God told Moses “Thus you say to the Israelites: The Lord, the God of your fathers, the God of Abraham, the God of Isaac, the God of Jacob, has sent me to you” (Ex. 3:15) to remind them that this God has always been present with his people.
With Abraham, God first made the promise of being the father of all nations (last Sunday’s first reading), to Isaac he revealed himself in the stairway to heaven, and to Jacob that he would bring them to Egypt and liberate them after. Now in Moses, everything is coming into fulfillment of this great nation to be set free by God, a prefiguration Christ and his saving mission.
Throughout history, God never left his people, working great marvels in the past to deliver them from slavery, a passing over and exodus, assuring us of his presence and salvation in the future by remaining at our side.
History is cyclic, everything seems to be happening again but with an upward trajectory towards God; in every repetition of history, the question is where are we standing with God, are we still the same the first time we encountered him, descending to vice and sins or have we grown in virtues and holiness?

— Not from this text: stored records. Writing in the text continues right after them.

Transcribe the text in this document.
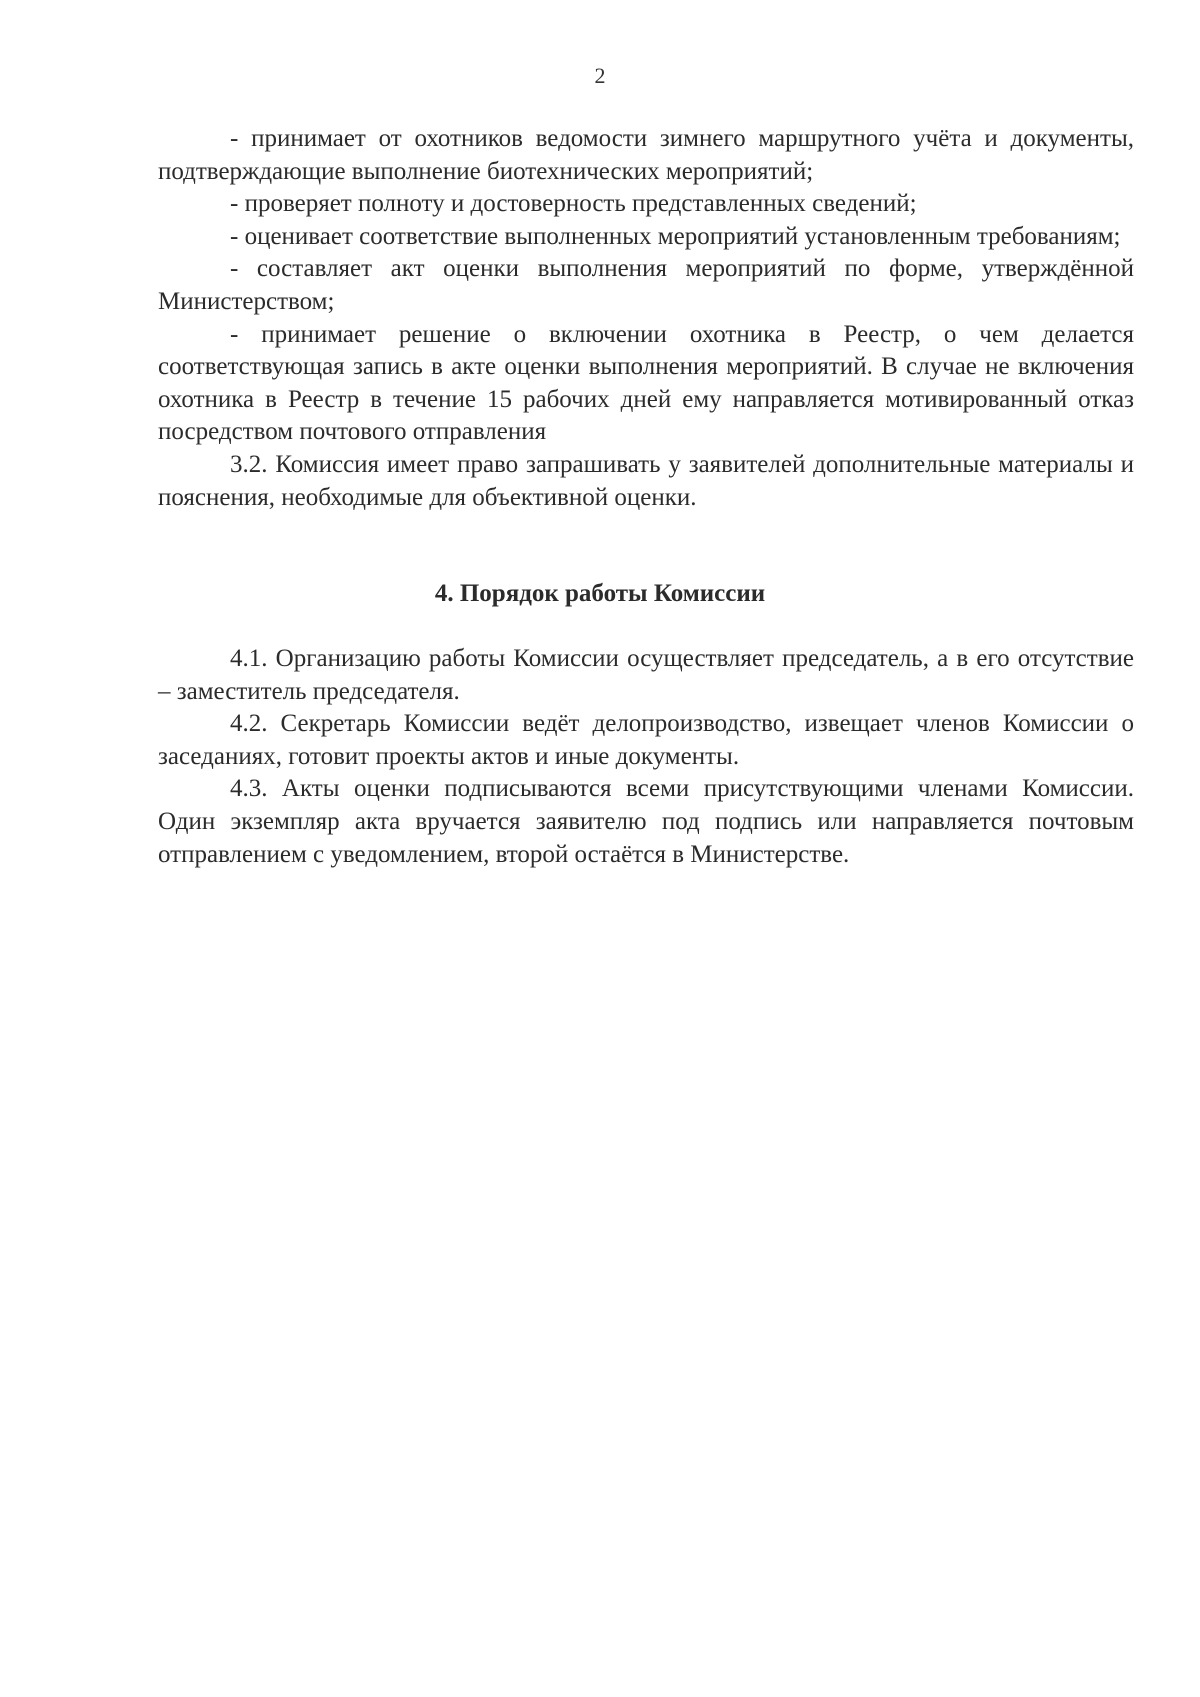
2

- принимает от охотников ведомости зимнего маршрутного учёта и документы, подтверждающие выполнение биотехнических мероприятий;

- проверяет полноту и достоверность представленных сведений;

- оценивает соответствие выполненных мероприятий установленным требованиям;

- составляет акт оценки выполнения мероприятий по форме, утверждённой Министерством;

- принимает решение о включении охотника в Реестр, о чем делается соответствующая запись в акте оценки выполнения мероприятий. В случае не включения охотника в Реестр в течение 15 рабочих дней ему направляется мотивированный отказ посредством почтового отправления

3.2. Комиссия имеет право запрашивать у заявителей дополнительные материалы и пояснения, необходимые для объективной оценки.

4. Порядок работы Комиссии

4.1. Организацию работы Комиссии осуществляет председатель, а в его отсутствие – заместитель председателя.

4.2. Секретарь Комиссии ведёт делопроизводство, извещает членов Комиссии о заседаниях, готовит проекты актов и иные документы.

4.3. Акты оценки подписываются всеми присутствующими членами Комиссии. Один экземпляр акта вручается заявителю под подпись или направляется почтовым отправлением с уведомлением, второй остаётся в Министерстве.
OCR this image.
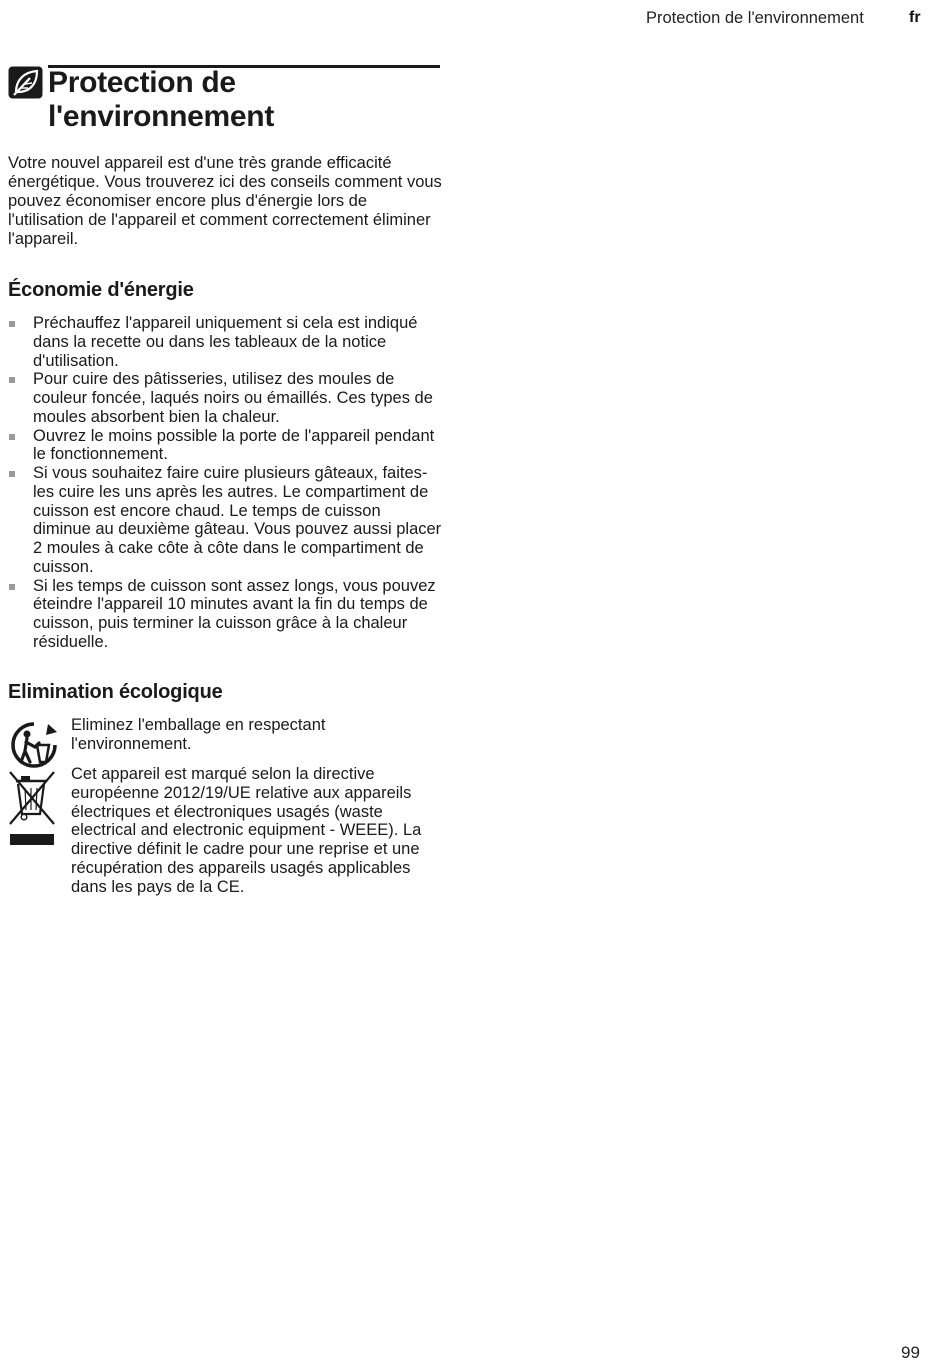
Protection de l'environnement	fr
Protection de l'environnement

Votre nouvel appareil est d'une très grande efficacité énergétique. Vous trouverez ici des conseils comment vous pouvez économiser encore plus d'énergie lors de l'utilisation de l'appareil et comment correctement éliminer l'appareil.

Économie d'énergie
Préchauffez l'appareil uniquement si cela est indiqué dans la recette ou dans les tableaux de la notice d'utilisation.
Pour cuire des pâtisseries, utilisez des moules de couleur foncée, laqués noirs ou émaillés. Ces types de moules absorbent bien la chaleur.
Ouvrez le moins possible la porte de l'appareil pendant le fonctionnement.
Si vous souhaitez faire cuire plusieurs gâteaux, faites-les cuire les uns après les autres. Le compartiment de cuisson est encore chaud. Le temps de cuisson diminue au deuxième gâteau. Vous pouvez aussi placer 2 moules à cake côte à côte dans le compartiment de cuisson.
Si les temps de cuisson sont assez longs, vous pouvez éteindre l'appareil 10 minutes avant la fin du temps de cuisson, puis terminer la cuisson grâce à la chaleur résiduelle.
Elimination écologique

Eliminez l'emballage en respectant l'environnement.

Cet appareil est marqué selon la directive européenne 2012/19/UE relative aux appareils électriques et électroniques usagés (waste electrical and electronic equipment - WEEE). La directive définit le cadre pour une reprise et une récupération des appareils usagés applicables dans les pays de la CE.

99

Salvation history and secular history continue to unfold for both are one in God; hence, we must not waste every moment to return to God, to repent and be converted. Beware of Paul’s warning, “Therefore, whoever thinks he is standing secure should take care not to fall” (1 Cor. 10:12)! Remember those Galileans massacred by Pilate or those 18 people at Siloam crushed to death by tower that had fallen – anything can happen with us, so be ready. Never leave God who is always with us, assuring us with salvation in Jesus.
Beginning this Sunday, continuing to next week with the parable of the prodigal son and finally on the fifth Sunday of Lent when we skip Luke’s gospel to borrow from John for the story of the woman caught in adultery, we are being immersed into the deeper mystery of this God we call Father made known to us by Jesus Christ through his own passion, death and resurrection.
The more we enter God’s mystery every Sunday of Lent, the more his “height, breath and depth” (Eph. 3:18) appear to us, making us realize he is real, very true like another person we can feel and hear, always with us, patiently waiting for us to bear fruit like the owner of the fig tree in the parable.
How have you experienced God’s presence this past week?
What else do we need to be convinced of his love and mercy that we still refuse to repent and be converted in Jesus Christ?
The time is now, not yesterday or tomorrow for God is I AM WHO AM, one who is in the present. Amen. Have a blessed week.
Thank you for the prayers; I am home trying to recuperate from my surgery.